Safety and respect in sport continue to be issues that women’s sport, and women in sport, face in ways that male athletes generally do not. The reporting of abuse by coaches, the treatment of female athletes in mixed-sport environments, and the online harassment that high-profile female athletes receive at rates dramatically higher than their male counterparts are all ongoing concerns that require active attention and structural responses.

Conclusion

The story of women in sport is one of the most compelling stories in modern social history. It is a story about what happens when barriers that were assumed to be natural and permanent turn out to be constructed and changeable. It is a story about athletes who competed and excelled in conditions that would have discouraged anyone without genuine passion for their sport. And it is a story that is still being written, with each new record, each new policy change, each new generation of athletes who grow up with more access and more expectation than those who came before them.

The records are real. Florence Griffith-Joyner’s speed. Katie Ledecky’s dominance in the water. Serena Williams’s sustained excellence across decades. Simone Biles’s gymnastics that defied description. PV Sindhu’s back-to-back Olympic medals. Mary Kom’s six World Championship titles. These are not records with an asterisk attached.

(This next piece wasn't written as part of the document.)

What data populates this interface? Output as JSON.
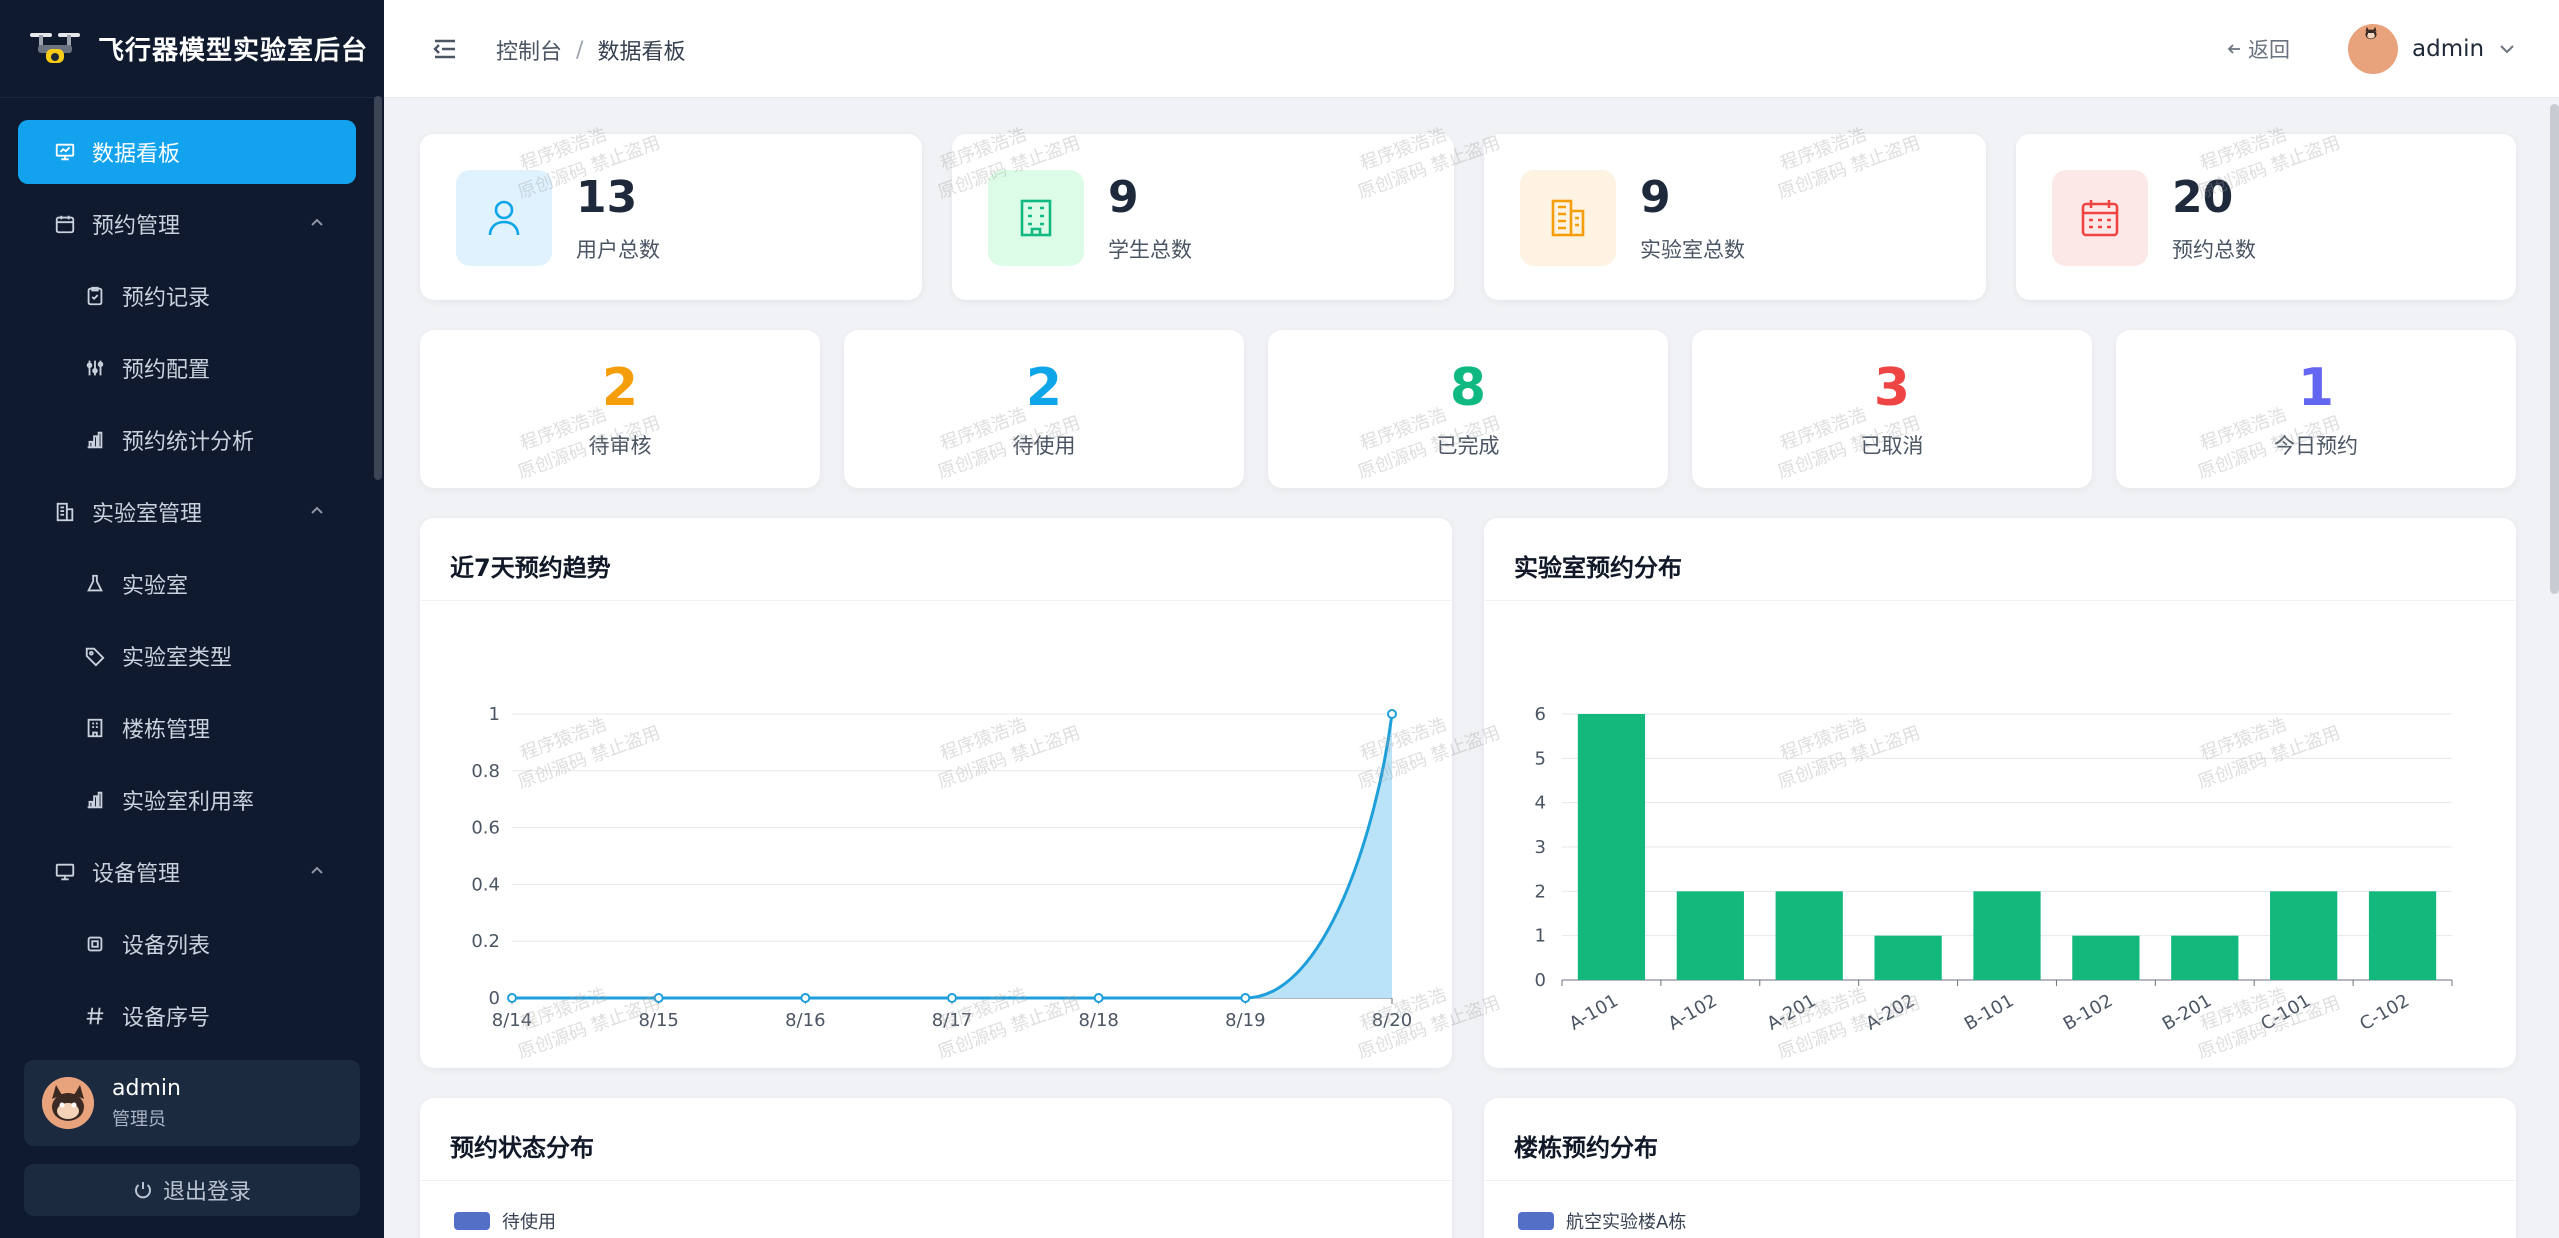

They are among the greatest performances in the history of their sports by any measure.

The barriers that have been broken are equally real. Women now run marathons and compete in every Olympic sport. They play cricket in front of national broadcast audiences. They earn genuine prize money in tennis. They have social media platforms that allow them to build direct relationships with their audiences without depending on media gatekeepers who historically gave them limited access.

And the barriers that remain are real too. The pay gap. The leadership gap. The media coverage gap. The safety concerns. The cultural assumptions that persist in commentary and in governance. These do not diminish what has been achieved. They define what the next chapter of the story needs to accomplish.

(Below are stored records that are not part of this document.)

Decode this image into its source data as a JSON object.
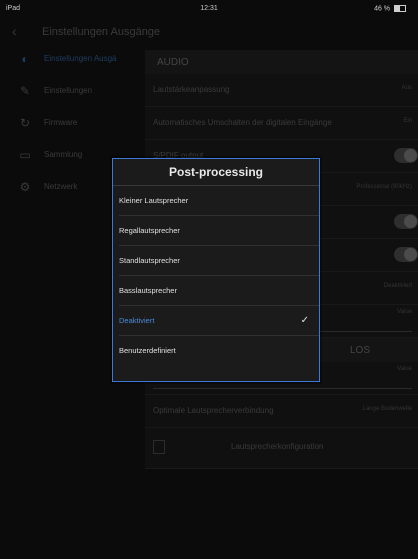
{
  "status": {
    "device": "iPad",
    "time": "12:31",
    "battery": "46 %"
  },
  "nav": {
    "back": "‹",
    "title": "Einstellungen Ausgänge"
  },
  "sidebar": {
    "items": [
      {
        "label": "Einstellungen Ausgä",
        "icon": "speaker-icon"
      },
      {
        "label": "Einstellungen",
        "icon": "wrench-icon"
      },
      {
        "label": "Firmware",
        "icon": "refresh-icon"
      },
      {
        "label": "Sammlung",
        "icon": "folder-icon"
      },
      {
        "label": "Netzwerk",
        "icon": "gear-icon"
      }
    ]
  },
  "content": {
    "section": "AUDIO",
    "rows": [
      {
        "label": "Lautstärkeanpassung",
        "value": "Aus"
      },
      {
        "label": "Automatisches Umschalten der digitalen Eingänge",
        "value": "Ein"
      },
      {
        "label": "S/PDIF output",
        "value": ""
      },
      {
        "label": "",
        "value": "Professional (90kHz)"
      },
      {
        "label": "",
        "value": ""
      },
      {
        "label": "",
        "value": ""
      },
      {
        "label": "",
        "value": "Deaktiviert"
      },
      {
        "label": "",
        "value": "Value"
      },
      {
        "label": "",
        "value": ""
      },
      {
        "label": "",
        "value": "Value"
      },
      {
        "label": "Optimale Lautsprecherverbindung",
        "value": "Lange Bodenwelle"
      },
      {
        "label": "Lautsprecherkonfiguration",
        "value": ""
      }
    ],
    "sub_section": "LOS"
  },
  "modal": {
    "title": "Post-processing",
    "options": [
      {
        "label": "Kleiner Lautsprecher",
        "selected": false
      },
      {
        "label": "Regallautsprecher",
        "selected": false
      },
      {
        "label": "Standlautsprecher",
        "selected": false
      },
      {
        "label": "Basslautsprecher",
        "selected": false
      },
      {
        "label": "Deaktiviert",
        "selected": true
      },
      {
        "label": "Benutzerdefiniert",
        "selected": false
      }
    ],
    "check_glyph": "✓",
    "accent": "#3c78d8"
  }
}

For anyone who loves sport, the expansion of women’s participation and women’s excellence in sport should be straightforwardly good news. More competition, more records, more great performances, more stories of human excellence to follow and celebrate. The argument that investing in women’s sport diminishes anything is an argument that has consistently failed to hold up to evidence.

Women in sport are breaking records and barriers. They have been doing so for longer than most people realise, against more resistance than most people know, and with results that deserve the full attention and appreciation of everyone who cares about what sport at its best actually looks like.

Pay attention. The best chapters of this story are still being written.